McPherson also says creating more local GP services and encouraging more GPs to relocate would help regional and rural communities whilst the telehealth services get rolled out. She also believes a bank of semi-retired GPs doing leave placements would help with the lack of locum cover.

“Telephone services, like telehealth, that can provide initial screening then referral for home and community care for older people are great, but the difficultly lies in the fact that this is a centralised number, so the information provided is simply from a database, with little local knowledge,” McPherson explains. “We need training incentives for nurse practitioners. These nurses are educated to a master’s degree level and authorised to function autonomously and collaboratively in an advanced and extended clinical role.

“The nurse practitioner role includes assessment and management of patients using nursing knowledge and skills and may include (but is not limited to) the direct referral of patients to other healthcare professionals, prescribing medications and ordering diagnostic investigations. Nurse practitioners would, I believe, relieve some of the strain on GP services.”

UQ’s Smith says the human factor in telehealth is vitally important and that has equal significance to the technology involved.

“There has been a huge focus on the technical aspects of telehealth but we can’t underplay the importance of the human factor,” he says. “It is important that we have the right people on the phone and that the service provides important healthcare.”

Smith says the centre would support collaboration between research teams working to develop capacity in telehealth for everyone in Queensland.
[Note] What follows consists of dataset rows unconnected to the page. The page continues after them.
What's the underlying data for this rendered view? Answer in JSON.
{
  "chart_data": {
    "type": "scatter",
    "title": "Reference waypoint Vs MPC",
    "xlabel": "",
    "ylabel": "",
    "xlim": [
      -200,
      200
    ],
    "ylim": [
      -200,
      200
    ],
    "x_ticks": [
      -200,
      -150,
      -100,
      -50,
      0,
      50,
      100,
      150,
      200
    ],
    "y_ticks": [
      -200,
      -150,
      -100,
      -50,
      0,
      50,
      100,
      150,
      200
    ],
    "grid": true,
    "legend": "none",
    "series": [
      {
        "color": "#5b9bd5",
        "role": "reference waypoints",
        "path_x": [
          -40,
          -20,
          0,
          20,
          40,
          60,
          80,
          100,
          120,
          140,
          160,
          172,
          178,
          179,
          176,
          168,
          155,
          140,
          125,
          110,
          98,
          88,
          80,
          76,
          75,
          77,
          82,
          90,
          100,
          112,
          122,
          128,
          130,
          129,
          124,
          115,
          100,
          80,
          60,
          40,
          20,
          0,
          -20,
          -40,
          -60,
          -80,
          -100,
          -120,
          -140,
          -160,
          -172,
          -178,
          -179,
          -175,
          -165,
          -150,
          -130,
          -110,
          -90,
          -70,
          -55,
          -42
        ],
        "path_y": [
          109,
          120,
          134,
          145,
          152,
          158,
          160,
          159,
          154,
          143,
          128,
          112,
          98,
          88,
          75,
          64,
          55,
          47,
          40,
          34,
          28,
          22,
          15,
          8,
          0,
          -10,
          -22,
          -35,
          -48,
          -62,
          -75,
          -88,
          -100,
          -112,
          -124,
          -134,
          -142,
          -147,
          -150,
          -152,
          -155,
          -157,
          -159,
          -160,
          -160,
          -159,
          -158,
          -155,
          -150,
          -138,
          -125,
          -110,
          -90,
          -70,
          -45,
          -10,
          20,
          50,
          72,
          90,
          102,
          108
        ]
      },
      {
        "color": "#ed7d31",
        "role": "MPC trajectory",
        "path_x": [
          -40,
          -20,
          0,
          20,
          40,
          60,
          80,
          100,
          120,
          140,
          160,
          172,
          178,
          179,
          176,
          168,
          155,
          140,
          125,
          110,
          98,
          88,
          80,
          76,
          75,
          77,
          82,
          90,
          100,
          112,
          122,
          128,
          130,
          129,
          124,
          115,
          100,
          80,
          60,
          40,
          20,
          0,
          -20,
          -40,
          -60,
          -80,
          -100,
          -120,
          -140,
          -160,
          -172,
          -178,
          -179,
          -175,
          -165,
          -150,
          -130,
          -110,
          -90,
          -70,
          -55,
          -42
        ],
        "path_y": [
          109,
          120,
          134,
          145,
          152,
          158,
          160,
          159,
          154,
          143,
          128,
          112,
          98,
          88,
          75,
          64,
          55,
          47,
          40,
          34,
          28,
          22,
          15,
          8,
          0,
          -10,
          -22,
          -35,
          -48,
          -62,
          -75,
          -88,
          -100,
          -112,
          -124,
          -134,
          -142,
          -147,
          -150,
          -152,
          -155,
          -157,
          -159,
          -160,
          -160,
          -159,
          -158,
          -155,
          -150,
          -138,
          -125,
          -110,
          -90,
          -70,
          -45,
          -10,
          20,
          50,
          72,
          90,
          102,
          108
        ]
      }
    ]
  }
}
“However, it will have a significant focus on Indigenous Australian healthcare, working to improve the health status of Indigenous Australians, who have a lower expectancy than their non-Indigenous counterparts, mainly due to a higher prevalence of chronic health conditions,” he says.
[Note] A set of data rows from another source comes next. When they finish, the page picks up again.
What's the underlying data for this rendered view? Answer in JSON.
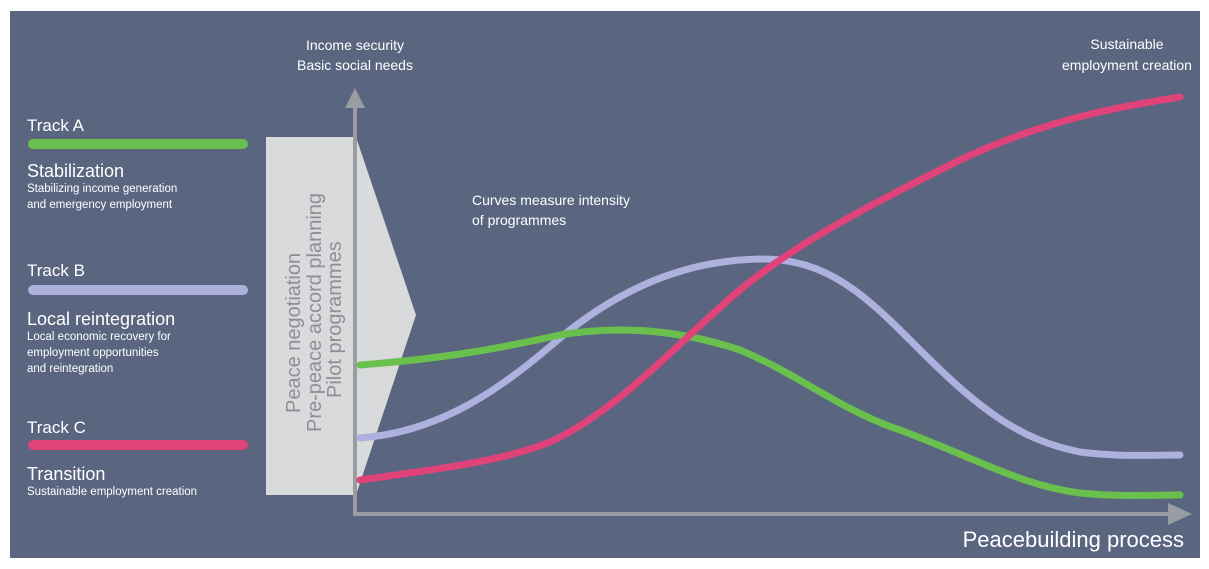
{
  "tracks": [
    {
      "name": "Track A",
      "color": "#6ac04d",
      "title": "Stabilization",
      "desc": [
        "Stabilizing income generation",
        "and emergency employment"
      ]
    },
    {
      "name": "Track B",
      "color": "#aeb0dd",
      "title": "Local reintegration",
      "desc": [
        "Local economic recovery for",
        "employment opportunities",
        "and reintegration"
      ]
    },
    {
      "name": "Track C",
      "color": "#e0427a",
      "title": "Transition",
      "desc": [
        "Sustainable employment creation"
      ]
    }
  ],
  "phase_box": {
    "lines": [
      "Peace negotiation",
      "Pre-peace accord planning",
      "Pilot programmes"
    ],
    "fill": "#d9dadc",
    "text_color": "#8d8f94"
  },
  "axes": {
    "y_label": [
      "Income security",
      "Basic social needs"
    ],
    "x_label": "Peacebuilding process",
    "top_right_label": [
      "Sustainable",
      "employment creation"
    ],
    "note": [
      "Curves measure intensity",
      "of programmes"
    ],
    "axis_color": "#9a9ca3"
  },
  "background": "#5a6580"
}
Smith adds that some specialist teams travelled to remote communities to deliver healthcare services, but such trips were intermittent.

“Some patients don’t receive the care they require because of the difficulties of having to leave their community for an appointment or treatment,” he said. “One example of highly effective telehealth is the mobile telemedicine program in Cherbourg, which delivers routine ear and hearing screening services and a visiting outreach program that delivers surgical services in the community.”

The program collects patient information and digital images that a team of specialists assesses at Brisbane’s Royal Children’s Hospital.

The CRE will seek to identify the reasons for the slow uptake in these settings in the context of general practice, and will work with a number of service providers to develop, implement and evaluate a telehealth program suitable to their needs.